The bottom fell out of the markets fell after the Fed announced it would lower the federal funds target rate by 25 basis points to 4.25% as expected. The Dow Jones Industrial Average dropped 294.3 points (-2.1%), Standard & Poor's 500 index fell 38.3 points (-2.5%), and the Nasdaq decreased 66.6 points (-2.5%). Volume on the NYSE came in at 1.54 billion shares, and decliners trounced advancers by a ratio of about 5:1.
Though the 25 basis point cut was expected, some were disappointed the Fed was not more aggressive (full story). Most of the Fed's statement talked about tempered economic growth, referencing the housing correction, shaky financial markets, and inconsistencies in consumer and business spending, and left the door open to more rate cuts in the future. After the announcement, the U.S. 10-year Treasury rallied 1-18/32 in price, pushing yields down to 3.97%.

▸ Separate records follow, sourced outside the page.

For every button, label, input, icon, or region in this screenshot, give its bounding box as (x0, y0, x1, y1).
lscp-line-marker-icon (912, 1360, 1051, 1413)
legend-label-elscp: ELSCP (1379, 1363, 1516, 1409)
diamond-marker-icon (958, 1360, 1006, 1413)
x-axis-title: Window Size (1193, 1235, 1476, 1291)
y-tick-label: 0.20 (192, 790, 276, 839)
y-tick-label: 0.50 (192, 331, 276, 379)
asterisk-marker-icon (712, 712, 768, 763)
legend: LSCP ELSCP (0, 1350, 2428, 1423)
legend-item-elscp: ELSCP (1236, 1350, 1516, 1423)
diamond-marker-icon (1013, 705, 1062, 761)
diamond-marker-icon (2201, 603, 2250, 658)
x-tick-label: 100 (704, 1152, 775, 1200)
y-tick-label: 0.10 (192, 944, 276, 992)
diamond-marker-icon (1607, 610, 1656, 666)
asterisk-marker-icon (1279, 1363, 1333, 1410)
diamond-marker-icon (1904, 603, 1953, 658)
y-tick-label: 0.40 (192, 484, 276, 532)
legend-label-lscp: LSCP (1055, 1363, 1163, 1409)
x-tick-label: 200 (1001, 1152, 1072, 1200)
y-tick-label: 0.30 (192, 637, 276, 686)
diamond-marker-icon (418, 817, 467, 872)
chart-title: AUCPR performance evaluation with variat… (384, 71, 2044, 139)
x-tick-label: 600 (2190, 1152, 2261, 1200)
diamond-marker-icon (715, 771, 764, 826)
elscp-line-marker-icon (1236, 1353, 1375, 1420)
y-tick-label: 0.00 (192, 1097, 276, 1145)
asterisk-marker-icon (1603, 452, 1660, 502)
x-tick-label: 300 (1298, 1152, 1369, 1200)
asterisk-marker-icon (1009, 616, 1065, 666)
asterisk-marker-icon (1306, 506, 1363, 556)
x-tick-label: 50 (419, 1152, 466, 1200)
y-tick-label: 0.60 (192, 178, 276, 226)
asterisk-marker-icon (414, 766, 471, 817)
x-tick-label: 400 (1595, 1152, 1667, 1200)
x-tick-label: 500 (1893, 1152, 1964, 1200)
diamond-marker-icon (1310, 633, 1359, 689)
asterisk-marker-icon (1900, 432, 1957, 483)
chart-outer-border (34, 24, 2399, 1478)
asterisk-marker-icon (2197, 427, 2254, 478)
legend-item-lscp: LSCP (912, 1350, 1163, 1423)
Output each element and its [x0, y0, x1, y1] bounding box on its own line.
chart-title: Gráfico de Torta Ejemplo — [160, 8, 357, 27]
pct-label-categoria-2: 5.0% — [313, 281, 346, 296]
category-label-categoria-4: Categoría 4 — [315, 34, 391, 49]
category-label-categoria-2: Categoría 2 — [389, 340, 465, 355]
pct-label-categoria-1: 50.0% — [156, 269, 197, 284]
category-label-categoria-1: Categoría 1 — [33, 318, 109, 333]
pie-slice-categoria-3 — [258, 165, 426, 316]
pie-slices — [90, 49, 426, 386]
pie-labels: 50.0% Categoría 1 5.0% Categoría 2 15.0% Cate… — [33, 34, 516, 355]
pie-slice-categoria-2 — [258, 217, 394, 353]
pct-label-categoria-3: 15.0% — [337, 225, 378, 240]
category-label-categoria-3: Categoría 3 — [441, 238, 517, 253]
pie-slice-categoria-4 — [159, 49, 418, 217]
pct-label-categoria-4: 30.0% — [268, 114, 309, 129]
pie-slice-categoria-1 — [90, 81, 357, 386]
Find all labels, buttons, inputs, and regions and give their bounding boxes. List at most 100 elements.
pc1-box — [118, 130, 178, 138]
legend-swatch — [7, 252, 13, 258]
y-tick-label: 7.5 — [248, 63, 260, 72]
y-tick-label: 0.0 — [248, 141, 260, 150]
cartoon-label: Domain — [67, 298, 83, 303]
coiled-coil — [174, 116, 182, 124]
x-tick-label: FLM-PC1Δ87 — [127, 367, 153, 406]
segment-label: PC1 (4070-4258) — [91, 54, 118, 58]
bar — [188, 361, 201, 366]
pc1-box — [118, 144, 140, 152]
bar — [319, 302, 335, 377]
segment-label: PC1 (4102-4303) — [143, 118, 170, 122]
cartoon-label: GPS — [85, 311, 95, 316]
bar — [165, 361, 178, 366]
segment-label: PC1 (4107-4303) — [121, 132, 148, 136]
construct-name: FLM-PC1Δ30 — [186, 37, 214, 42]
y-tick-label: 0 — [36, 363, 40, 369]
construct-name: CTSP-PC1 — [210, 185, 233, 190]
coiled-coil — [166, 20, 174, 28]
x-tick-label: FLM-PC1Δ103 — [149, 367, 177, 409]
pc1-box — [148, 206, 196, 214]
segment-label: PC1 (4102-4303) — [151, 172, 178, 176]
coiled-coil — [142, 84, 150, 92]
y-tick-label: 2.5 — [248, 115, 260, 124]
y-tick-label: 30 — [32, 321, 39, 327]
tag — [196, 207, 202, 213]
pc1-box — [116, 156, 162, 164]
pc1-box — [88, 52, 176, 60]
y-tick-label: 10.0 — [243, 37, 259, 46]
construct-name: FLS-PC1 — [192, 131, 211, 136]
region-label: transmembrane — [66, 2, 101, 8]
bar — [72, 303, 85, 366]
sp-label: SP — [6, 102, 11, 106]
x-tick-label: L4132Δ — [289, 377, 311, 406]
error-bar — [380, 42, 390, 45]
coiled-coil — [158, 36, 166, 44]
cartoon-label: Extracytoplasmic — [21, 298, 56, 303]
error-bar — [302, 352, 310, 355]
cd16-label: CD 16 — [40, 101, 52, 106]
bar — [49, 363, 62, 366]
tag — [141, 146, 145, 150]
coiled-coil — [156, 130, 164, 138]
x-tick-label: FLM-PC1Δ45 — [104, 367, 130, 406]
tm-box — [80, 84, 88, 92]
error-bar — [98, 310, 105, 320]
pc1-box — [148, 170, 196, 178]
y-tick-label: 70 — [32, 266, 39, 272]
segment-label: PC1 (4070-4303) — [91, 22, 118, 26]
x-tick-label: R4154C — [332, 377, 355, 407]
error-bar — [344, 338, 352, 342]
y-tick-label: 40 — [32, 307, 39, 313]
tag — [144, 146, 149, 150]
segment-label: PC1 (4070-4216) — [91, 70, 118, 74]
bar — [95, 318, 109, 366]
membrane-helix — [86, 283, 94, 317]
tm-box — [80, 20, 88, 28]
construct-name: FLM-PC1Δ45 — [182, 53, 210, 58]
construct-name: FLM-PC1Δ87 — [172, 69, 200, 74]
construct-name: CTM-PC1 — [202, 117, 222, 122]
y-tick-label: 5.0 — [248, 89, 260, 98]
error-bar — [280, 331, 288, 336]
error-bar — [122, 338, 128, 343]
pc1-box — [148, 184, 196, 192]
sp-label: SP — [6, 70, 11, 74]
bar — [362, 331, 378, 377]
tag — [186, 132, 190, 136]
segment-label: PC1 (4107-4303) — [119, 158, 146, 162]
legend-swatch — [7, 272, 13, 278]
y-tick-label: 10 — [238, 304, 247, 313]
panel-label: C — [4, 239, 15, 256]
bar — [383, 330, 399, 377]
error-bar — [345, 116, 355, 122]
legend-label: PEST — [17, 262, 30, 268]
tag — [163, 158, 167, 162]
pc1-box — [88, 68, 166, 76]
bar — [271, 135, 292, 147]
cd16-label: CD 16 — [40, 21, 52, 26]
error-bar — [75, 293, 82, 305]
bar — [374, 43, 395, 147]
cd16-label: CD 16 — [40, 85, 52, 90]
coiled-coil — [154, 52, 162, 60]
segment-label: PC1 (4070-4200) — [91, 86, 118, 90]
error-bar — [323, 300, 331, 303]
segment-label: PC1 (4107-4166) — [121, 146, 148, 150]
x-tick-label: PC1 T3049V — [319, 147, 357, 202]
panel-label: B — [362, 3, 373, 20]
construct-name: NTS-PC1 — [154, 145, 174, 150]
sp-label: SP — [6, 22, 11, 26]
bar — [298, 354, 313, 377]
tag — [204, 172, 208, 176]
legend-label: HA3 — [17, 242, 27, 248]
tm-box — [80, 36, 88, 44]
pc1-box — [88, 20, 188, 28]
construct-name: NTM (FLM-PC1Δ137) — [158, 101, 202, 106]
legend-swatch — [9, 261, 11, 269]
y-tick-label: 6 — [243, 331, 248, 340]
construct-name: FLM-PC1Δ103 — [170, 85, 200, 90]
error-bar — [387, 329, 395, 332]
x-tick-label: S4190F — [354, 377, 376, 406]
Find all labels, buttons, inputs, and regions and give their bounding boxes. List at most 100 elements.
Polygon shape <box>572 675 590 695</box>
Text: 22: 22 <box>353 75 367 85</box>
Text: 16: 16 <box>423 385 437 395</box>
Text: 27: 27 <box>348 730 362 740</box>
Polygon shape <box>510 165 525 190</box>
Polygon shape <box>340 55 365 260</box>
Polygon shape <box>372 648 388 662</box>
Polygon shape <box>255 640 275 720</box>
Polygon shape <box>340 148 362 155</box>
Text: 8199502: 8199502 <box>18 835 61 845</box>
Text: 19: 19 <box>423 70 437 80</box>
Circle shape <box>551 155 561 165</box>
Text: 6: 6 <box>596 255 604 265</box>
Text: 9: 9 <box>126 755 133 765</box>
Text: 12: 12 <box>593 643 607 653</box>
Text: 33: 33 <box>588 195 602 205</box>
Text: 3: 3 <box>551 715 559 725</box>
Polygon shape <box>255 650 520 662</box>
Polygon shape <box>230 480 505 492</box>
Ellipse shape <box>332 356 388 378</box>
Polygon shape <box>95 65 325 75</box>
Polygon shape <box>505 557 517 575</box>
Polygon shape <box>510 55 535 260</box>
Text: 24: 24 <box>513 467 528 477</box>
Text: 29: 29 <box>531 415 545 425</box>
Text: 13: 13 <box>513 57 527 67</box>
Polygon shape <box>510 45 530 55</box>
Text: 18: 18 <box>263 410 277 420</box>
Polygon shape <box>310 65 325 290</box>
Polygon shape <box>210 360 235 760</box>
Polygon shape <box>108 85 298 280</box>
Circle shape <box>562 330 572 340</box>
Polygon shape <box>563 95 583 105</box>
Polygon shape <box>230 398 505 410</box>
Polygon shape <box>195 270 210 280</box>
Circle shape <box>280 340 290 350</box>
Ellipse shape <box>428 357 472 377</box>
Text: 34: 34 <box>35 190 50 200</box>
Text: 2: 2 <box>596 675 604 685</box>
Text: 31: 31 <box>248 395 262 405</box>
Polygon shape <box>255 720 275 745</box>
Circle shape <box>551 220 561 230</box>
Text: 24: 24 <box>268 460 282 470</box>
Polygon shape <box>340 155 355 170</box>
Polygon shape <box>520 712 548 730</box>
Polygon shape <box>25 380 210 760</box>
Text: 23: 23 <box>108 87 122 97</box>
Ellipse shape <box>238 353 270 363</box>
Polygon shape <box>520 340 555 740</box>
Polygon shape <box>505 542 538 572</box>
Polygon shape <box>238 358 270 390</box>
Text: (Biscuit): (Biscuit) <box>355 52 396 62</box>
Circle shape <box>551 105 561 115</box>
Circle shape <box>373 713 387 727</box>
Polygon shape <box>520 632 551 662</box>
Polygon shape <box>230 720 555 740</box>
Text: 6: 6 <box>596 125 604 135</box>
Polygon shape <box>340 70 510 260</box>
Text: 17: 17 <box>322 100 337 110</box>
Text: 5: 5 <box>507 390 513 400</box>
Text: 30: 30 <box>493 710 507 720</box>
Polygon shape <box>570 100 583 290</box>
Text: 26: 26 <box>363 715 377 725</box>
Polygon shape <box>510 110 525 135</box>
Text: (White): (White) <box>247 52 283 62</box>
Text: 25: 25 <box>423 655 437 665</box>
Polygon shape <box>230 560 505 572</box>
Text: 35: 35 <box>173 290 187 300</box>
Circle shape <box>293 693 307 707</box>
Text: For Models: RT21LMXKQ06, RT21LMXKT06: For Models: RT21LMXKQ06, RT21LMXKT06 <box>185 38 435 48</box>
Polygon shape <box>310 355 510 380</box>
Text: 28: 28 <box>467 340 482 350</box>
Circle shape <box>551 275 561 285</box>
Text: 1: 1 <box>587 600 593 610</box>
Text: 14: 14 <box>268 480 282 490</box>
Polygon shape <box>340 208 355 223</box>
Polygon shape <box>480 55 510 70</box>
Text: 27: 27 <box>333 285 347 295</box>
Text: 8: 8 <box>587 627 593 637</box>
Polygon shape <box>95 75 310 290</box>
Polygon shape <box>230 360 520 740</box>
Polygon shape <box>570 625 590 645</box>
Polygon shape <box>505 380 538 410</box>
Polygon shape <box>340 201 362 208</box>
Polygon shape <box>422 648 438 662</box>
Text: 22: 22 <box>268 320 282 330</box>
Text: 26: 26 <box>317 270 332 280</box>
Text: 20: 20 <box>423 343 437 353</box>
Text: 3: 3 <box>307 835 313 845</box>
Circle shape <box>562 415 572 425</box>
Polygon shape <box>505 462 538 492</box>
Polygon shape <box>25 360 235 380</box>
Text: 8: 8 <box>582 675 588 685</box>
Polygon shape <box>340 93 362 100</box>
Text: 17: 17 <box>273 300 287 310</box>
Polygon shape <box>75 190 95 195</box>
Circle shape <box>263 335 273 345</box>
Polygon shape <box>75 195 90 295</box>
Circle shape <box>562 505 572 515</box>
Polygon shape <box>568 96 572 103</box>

Not only did every sector finish in the red, all but three finished more than 2% down. Crude gained $2.16 to $90.02/barrel. Before the open, Washington Mutual (WM, - 12.4%) announced it was cutting its dividend and selling preferred stock (full story). Later, GE (GE, -1.0%) reaffirmed its guidance for this year, but forecasted earnings for 2008 that fell short of expectations. Freddie Mac (FRE, -10.6%) was down after its CEO said it could lose another $5.5-$7.5 billion in the next couple years if the housing and credit markets stay weak. H&R Block (HRB, -3.3%) missed analyst estimates for the most recent quarter and said its yearly results would probably come in on the lower side of targets. AT&T (T, +4.1%) announced an increase in its dividend and a new 400 million share buyback plan (full story).
International Trade (8:30 AM), Import and Export Prices (8:30 AM), Quarterly Services Survey (10:00 AM), and the EIA Energy Petroleum Report (10:30 AM) are all due out Wednesday. Traders will be looking ahead to the PPI and CPI later this week.